Pourquoi ce revirement (presque) inattendu ? La raison en est simple. Certes, la reine de Saba est souvent considérée comme une femme fatale[3], mais sous la plume d’Anatole France, elle ne peut être considérée comme telle. En fait, puisque Balthasar a consommé son Désir, la reine de Saba ne sert strictement plus à rien. Nous sommes bien dans un mode d’alternance, les choses reprennent leur place. L’érotogenèse est achevée, laissant Balthasar de nouveau à son ontologique solitude :
“Balthasar, se sentant défaillir, fit effort pour ne point montrer sa faiblesse à cette méchante femme et il courut dans la chambre où il tomba évanoui, sa blessure rouverte. Il resta trois semaines insensible et comme mort, puis, s’étant ranimé le vingt-deuxième jour[4], il saisit la main de Sembobitis, qui le veillait en compagnie de Menkéra, et il s’écria en pleurant : « Oh ! mes amis, que vous êtes heureux vous deux, l’un d’être vieux et l’autre d’être semblable aux vieillards !… Mais non ! il n’est pas de bonheur au monde, et tout y est mauvais, puisque l’amour est un mal et que Balkis est méchante[5].”
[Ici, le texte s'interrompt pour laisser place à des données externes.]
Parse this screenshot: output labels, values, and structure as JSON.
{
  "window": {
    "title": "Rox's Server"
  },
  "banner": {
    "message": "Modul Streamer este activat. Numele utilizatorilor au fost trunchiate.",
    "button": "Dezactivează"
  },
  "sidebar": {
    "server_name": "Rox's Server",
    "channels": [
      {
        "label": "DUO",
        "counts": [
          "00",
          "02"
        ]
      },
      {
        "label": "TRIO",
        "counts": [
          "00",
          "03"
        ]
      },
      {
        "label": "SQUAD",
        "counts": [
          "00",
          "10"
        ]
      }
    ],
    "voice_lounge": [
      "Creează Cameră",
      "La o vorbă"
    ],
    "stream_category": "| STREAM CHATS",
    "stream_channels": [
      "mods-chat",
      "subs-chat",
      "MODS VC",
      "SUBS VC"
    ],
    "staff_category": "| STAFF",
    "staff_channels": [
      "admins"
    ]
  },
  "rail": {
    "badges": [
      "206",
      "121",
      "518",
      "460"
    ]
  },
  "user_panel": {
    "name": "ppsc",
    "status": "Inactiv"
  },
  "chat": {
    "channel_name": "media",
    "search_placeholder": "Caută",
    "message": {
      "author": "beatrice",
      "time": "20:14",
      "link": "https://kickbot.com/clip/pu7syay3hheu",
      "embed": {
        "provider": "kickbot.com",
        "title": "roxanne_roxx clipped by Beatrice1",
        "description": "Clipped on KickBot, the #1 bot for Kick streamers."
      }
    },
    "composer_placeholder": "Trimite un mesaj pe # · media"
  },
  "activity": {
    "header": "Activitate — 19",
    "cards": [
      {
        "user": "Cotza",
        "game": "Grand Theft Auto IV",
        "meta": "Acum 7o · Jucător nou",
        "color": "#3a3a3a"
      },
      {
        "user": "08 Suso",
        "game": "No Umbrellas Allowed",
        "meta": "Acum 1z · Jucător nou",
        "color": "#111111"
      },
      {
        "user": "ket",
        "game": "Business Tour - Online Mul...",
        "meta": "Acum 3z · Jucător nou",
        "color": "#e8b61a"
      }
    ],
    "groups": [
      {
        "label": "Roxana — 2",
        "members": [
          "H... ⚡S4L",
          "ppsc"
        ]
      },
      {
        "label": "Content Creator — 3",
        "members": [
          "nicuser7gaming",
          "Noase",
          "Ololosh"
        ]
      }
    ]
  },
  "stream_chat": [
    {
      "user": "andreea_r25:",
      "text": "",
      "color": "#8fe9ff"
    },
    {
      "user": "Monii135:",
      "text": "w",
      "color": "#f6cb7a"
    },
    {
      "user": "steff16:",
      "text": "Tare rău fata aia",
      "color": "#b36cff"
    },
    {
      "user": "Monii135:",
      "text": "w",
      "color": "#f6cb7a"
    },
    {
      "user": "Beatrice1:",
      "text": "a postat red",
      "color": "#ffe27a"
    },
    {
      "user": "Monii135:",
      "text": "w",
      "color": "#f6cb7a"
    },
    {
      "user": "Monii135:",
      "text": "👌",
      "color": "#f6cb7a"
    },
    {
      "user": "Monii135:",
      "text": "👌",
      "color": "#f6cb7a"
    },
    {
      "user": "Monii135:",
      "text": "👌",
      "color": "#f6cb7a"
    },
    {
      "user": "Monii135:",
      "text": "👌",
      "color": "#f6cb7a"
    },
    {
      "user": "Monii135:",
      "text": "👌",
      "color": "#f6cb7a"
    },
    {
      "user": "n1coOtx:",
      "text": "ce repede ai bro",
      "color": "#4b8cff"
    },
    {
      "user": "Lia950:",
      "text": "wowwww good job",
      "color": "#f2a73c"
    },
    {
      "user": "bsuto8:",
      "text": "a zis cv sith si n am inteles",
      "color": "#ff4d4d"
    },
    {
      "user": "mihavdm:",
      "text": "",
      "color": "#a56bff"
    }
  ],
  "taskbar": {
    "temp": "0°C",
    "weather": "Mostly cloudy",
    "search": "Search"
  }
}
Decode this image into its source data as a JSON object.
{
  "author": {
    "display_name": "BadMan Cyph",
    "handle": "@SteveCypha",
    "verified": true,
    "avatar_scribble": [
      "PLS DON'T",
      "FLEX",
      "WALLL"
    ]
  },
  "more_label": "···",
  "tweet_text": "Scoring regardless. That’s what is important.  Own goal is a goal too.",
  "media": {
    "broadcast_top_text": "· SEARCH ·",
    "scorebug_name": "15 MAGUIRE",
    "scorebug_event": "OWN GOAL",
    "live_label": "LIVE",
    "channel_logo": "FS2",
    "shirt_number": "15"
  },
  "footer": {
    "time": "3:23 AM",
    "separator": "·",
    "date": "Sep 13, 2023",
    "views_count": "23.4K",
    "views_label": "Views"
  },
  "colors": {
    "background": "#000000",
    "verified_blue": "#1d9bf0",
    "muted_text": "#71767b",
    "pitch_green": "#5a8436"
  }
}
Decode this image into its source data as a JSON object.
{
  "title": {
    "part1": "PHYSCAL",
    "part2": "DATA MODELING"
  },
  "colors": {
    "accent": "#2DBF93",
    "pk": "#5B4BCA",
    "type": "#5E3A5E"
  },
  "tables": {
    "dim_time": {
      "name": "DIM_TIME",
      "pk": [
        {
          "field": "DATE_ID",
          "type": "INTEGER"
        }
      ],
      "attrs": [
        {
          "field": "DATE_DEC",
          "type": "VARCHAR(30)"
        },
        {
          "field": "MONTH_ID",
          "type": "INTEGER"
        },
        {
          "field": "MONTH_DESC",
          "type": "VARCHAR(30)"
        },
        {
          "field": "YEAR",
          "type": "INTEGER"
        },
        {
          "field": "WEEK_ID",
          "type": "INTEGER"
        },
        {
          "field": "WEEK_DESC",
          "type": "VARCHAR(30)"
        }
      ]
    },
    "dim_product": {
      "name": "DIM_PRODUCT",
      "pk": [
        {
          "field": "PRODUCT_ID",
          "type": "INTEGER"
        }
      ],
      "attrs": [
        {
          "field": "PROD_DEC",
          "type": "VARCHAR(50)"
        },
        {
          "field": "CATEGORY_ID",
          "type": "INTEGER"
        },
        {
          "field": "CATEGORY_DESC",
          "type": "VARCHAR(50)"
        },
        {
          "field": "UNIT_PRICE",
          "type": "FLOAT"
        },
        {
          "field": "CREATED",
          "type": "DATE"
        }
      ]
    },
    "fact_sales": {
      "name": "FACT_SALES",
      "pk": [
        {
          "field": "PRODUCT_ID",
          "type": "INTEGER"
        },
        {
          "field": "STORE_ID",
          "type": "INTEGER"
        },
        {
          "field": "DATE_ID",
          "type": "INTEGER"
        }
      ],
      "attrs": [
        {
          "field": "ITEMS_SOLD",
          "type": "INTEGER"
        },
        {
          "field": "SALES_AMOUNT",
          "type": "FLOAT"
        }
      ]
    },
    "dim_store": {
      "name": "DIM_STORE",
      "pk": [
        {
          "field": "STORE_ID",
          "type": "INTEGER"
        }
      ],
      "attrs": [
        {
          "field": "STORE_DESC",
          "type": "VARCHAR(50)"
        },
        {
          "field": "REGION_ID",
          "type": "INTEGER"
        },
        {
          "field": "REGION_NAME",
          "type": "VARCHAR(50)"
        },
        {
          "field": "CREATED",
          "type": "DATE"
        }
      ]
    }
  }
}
Balthasar est redevenu mortel, en prise avec le temps et l’espace. Seulement, ayant connu l’état du logos, il est métamorphosé, selon cette loi initiatique du Désir. Dès lors, il n’a plus qu’à tirer la leçon du logos pour acquérir une sagesse sereine et désintéressée. Le monde a pendant ce temps acquis une nouvelle géométrie, une organisation presque objective, il s’offre dénudé au regard de Balthasar, dans toute sa largeur, ce n’est plus un huis-clos :
“Chaque soir, assis sur la terrasse de son palais, [Balthasar] contemplait les palmiers immobiles à l’horizon, ou bien il regardait, à la clarté de la lune, les crocodiles flotter sur le Nil comme des troncs d’arbres[6].”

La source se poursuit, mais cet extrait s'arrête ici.